J'ai raté le débat sur les lectures scolaires pendant que j'étais en Haïti. En fait, je n'ai rien raté du tout; il y a de ces débats qui s'éternisent et qui nous donnent l'impression qu'on n'est jamais parti, et même qu'on n'a pas avancé d'un pouce. J'étais ado qu'on se déchirait périodiquement sur la même question: Que faire lire aux élèves? La littérature avec un grand L ou platement « des livres «, sans soucis de hiérarchie?
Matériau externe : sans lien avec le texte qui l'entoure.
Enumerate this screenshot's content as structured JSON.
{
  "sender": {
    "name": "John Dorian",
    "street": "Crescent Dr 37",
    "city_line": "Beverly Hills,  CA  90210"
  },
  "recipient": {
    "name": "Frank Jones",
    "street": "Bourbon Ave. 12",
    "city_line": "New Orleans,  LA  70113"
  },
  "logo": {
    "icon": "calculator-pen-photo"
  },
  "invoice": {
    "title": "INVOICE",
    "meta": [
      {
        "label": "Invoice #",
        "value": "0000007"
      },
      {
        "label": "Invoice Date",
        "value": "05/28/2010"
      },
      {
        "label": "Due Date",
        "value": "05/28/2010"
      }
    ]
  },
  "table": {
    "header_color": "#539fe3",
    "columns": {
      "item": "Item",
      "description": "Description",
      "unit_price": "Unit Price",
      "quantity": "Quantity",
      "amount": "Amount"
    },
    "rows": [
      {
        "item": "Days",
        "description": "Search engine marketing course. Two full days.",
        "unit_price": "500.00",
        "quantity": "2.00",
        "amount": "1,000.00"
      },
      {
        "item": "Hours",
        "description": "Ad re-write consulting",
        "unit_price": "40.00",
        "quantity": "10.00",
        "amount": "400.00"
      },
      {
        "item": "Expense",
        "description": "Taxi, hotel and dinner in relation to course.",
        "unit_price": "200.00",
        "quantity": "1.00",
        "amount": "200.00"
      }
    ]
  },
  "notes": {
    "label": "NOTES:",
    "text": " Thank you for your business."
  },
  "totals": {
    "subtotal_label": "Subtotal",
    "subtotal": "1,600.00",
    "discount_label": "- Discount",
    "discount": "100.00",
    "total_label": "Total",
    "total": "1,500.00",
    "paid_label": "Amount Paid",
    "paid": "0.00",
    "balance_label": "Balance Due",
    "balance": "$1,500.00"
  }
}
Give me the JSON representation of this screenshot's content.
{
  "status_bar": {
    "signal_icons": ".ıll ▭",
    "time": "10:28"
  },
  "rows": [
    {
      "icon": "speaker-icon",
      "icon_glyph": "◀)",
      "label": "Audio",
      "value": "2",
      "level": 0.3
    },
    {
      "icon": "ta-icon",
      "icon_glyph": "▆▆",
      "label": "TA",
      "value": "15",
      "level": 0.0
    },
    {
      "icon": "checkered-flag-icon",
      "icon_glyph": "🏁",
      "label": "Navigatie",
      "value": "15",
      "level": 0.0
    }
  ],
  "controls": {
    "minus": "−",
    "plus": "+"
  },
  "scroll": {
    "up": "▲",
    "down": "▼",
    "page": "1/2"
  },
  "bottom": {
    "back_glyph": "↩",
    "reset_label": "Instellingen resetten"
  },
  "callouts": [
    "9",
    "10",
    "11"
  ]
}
Le débat se présente toujours en ces termes, dans l'urgence et la panique, tous convaincus que nous sommes à chaque nouvelle génération qu'elle sera la dernière à savoir lire. Présenté comme ça, impossible de se calmer, il n'y a pas de temps à perdre, l'heure est sans cesse grave, il faut donc choisir entre la littérature ou décoder l'alphabet. L'analphabétisme étant un problème bien plus grave que le manque de culture, vu sous cet angle.

 

Il me semble que le réel danger est ailleurs. Au-delà des grands discours sur le culte de l'effort et du besoin d'élever l'esprit, il y a ce défi de résister au rouleau-compresseur d'une certaine industrie culturelle pour qui l'apathie ambiante est une source très intéressante de profits, et qui ne trouve aucun avantage à la diversité culturelle.

Si je suis contre l'idée de mettre au programme un livre aussi populaire et aimé des ados que Twilight - succès sympathique auquel j'aurais probablement succombé si j'avais 14 ans-, ce n'est pas pour en retour leur enfoncer dans la gorge les vers de Victor Hugo . C'est tout bonnement parce que les élèves n'ont pas besoin d'être « introduit « à Twilight - qui de plus a été adapté au cinéma. C'est d'une inutilité totale. Pourquoi pas Bram Stocker, le père du vampire littéraire, histoire de remonter à la source et de rappeler une filiation, au moins?

La culture populaire de chaque génération est produite par cette « pression des pairs «, ce besoin de partager des références communes. Hier, c'était Stephen King, aujourd'hui, c'est J.K. Rowling. Ce n'est pas seulement son talent et le marketing qui l'entoure qui font lire les Harry Potter. C'est aussi cette peur de passer à côté d'un incontournable pour faire partie de la bande. Cela leur appartient, n'allons pas gâcher leur plaisir en en faisant une lecture obligatoire.

J'ai eu peur lors d'un récent séjour dans un tout-inclus à Cuba - j'ai eu peur aussi en Haïti, mais pour de toutes autres raisons, dont aucune n'était littéraire. Les touristes choisissent ces endroits formatés pour ne pas avoir à sortir de leur idée du confort et de la sécurité. Eh bien, il en va de même pour leurs lectures. Sur la plage, tout le monde lisait Stephenie Meyer, J.K. Rowling et Dan Brown - je parle de lecteurs adultes, ici. Je me sentais bien seule, presque gênée, avec mon Pascal Quignard.

Les forfaits tout-inclus incluent-ils aussi un rabais au rayon des bouquins chez Costco? Ou existe-t-il simplement une littérature « tout-inclus « - un peu de sang, un peu de sexe, un peu de magie, un peu d'action, le tout dans une langue abordable?

Il n'y a rien de mal à lire ces best-sellers, mais il y a quelque chose de très étrange à voir tous ces vacanciers sur la plage avec les MÊMES livres entre les mains, et cela, dans un pays communiste où ils trouvent pourtant bien drôle de ne trouver partout que des livres sur le Che et Fidel Castro.

L'école doit résister à la mode, qui est précisément ce qui se démode. Elle n'a pas le droit de se conformer à la logique marchande en offrant ce qui s'impose partout à grand coups de pubs, de ne parler que de ce dont tout le monde parle, de ne vendre que se qui se vend, de se soumettre au rétrécissement général en se cachant derrière une apparence d'ouverture d'esprit qui n'est finalement qu'une défaite devant la masse. Si l'école ne remplit pas sa mission de faire prendre conscience aux élèves qu'il existe une littérature nationale, une littérature écrite en français sur tous les continents, des livres publiés avant l'an 2000, différents genres et des styles qui ne se limitent pas qu'aux phrases sujet-verbe-complément, qui le fera? Qu'est-ce qu'on veut former, des lecteurs libres de bouquiner largement ou des lecteurs programmés pour les best-sellers en vente de gros chez Wal-Mart?